T: 0 seconds :eek: OMG it's happening!

T: 60 seconds :D This is going to be amazing especially with this potentially improved BMR driver out of left field

T: 61 seconds :facepalm: I just got the curved rosewood's though

If someone is willing to buy a (slightly dusty from spring cleaning) mint pair of curved rosewood BMR V2 I'll happily re-route the money to place a pre-order sight unseen on these to further fund development.

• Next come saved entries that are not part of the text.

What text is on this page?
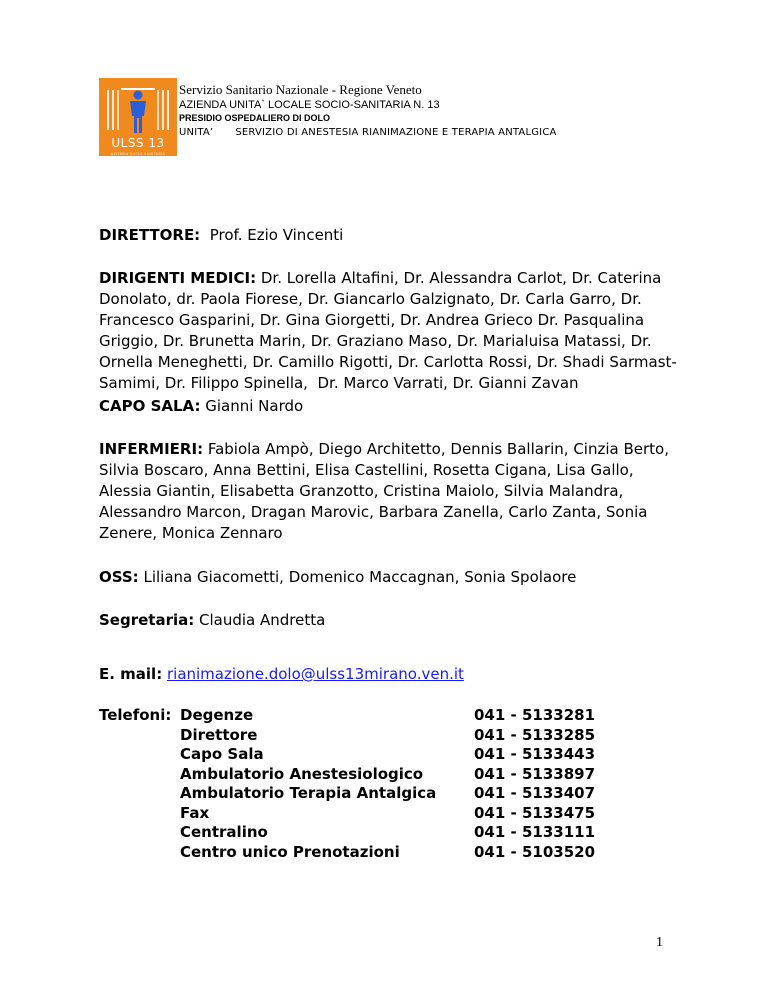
ULSS 13
AZIENDA SOCIO SANITARIA
Servizio Sanitario Nazionale - Regione Veneto
AZIENDA UNITA` LOCALE SOCIO-SANITARIA N. 13
PRESIDIO OSPEDALIERO DI DOLO
UNITA’ SERVIZIO DI ANESTESIA RIANIMAZIONE E TERAPIA ANTALGICA
DIRETTORE:  Prof. Ezio Vincenti
DIRIGENTI MEDICI: Dr. Lorella Altafini, Dr. Alessandra Carlot, Dr. Caterina Donolato, dr. Paola Fiorese, Dr. Giancarlo Galzignato, Dr. Carla Garro, Dr. Francesco Gasparini, Dr. Gina Giorgetti, Dr. Andrea Grieco Dr. Pasqualina Griggio, Dr. Brunetta Marin, Dr. Graziano Maso, Dr. Marialuisa Matassi, Dr. Ornella Meneghetti, Dr. Camillo Rigotti, Dr. Carlotta Rossi, Dr. Shadi Sarmast-Samimi, Dr. Filippo Spinella,  Dr. Marco Varrati, Dr. Gianni Zavan
CAPO SALA: Gianni Nardo
INFERMIERI: Fabiola Ampò, Diego Architetto, Dennis Ballarin, Cinzia Berto, Silvia Boscaro, Anna Bettini, Elisa Castellini, Rosetta Cigana, Lisa Gallo, Alessia Giantin, Elisabetta Granzotto, Cristina Maiolo, Silvia Malandra, Alessandro Marcon, Dragan Marovic, Barbara Zanella, Carlo Zanta, Sonia Zenere, Monica Zennaro
OSS: Liliana Giacometti, Domenico Maccagnan, Sonia Spolaore
Segretaria: Claudia Andretta
E. mail: rianimazione.dolo@ulss13mirano.ven.it
Telefoni: Degenze
Direttore
Capo Sala
Ambulatorio Anestesiologico
Ambulatorio Terapia Antalgica
Fax
Centralino
Centro unico Prenotazioni
041 - 5133281
041 - 5133285
041 - 5133443
041 - 5133897
041 - 5133407
041 - 5133475
041 - 5133111
041 - 5103520
1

Given the state of class D amp development in general (especially the the budget market), the burgeoning high-power/low-cost used market for the last generation of purifi/ncore/whatever-that-one-with-the-p-is, and the aging but still powerful class a/b used market that will get a boost from people making the switch to the newest gen class-D I don't think overall sensitivity should really be high on the design list anymore.

Power is cheap and only going to get cheaper. I'd trade a mid-70s DB sensitivity for increased power handling capabilities. That means you could run them in a 'normal' room on 125W (1%@4ohm PA5) at 3m and hit ~86dbSPL and that's before you even use subwoofers to handle the most energy intensive part of the range.
 
Just posted my pair for sale actually:
 
It surprised the heck out of me. It opens up the possibility of doing a truly high output design, but a suitable tweeter would still be a problem.
Will be interesting to see the options for higher power handlings ribbons. It seems major manufacturers that use ribbons fabricate their own (Elac, Dali), while some smaller companies have them built to spec (Concident), where it may not be obvious who their builder is. Then there are the common ones available for custom builds like the Dayton, Fostex, and HiVi, plus the RAAL and apparently a few others. Apparently if you spend enough $ Raal has models that can handle higher power levels?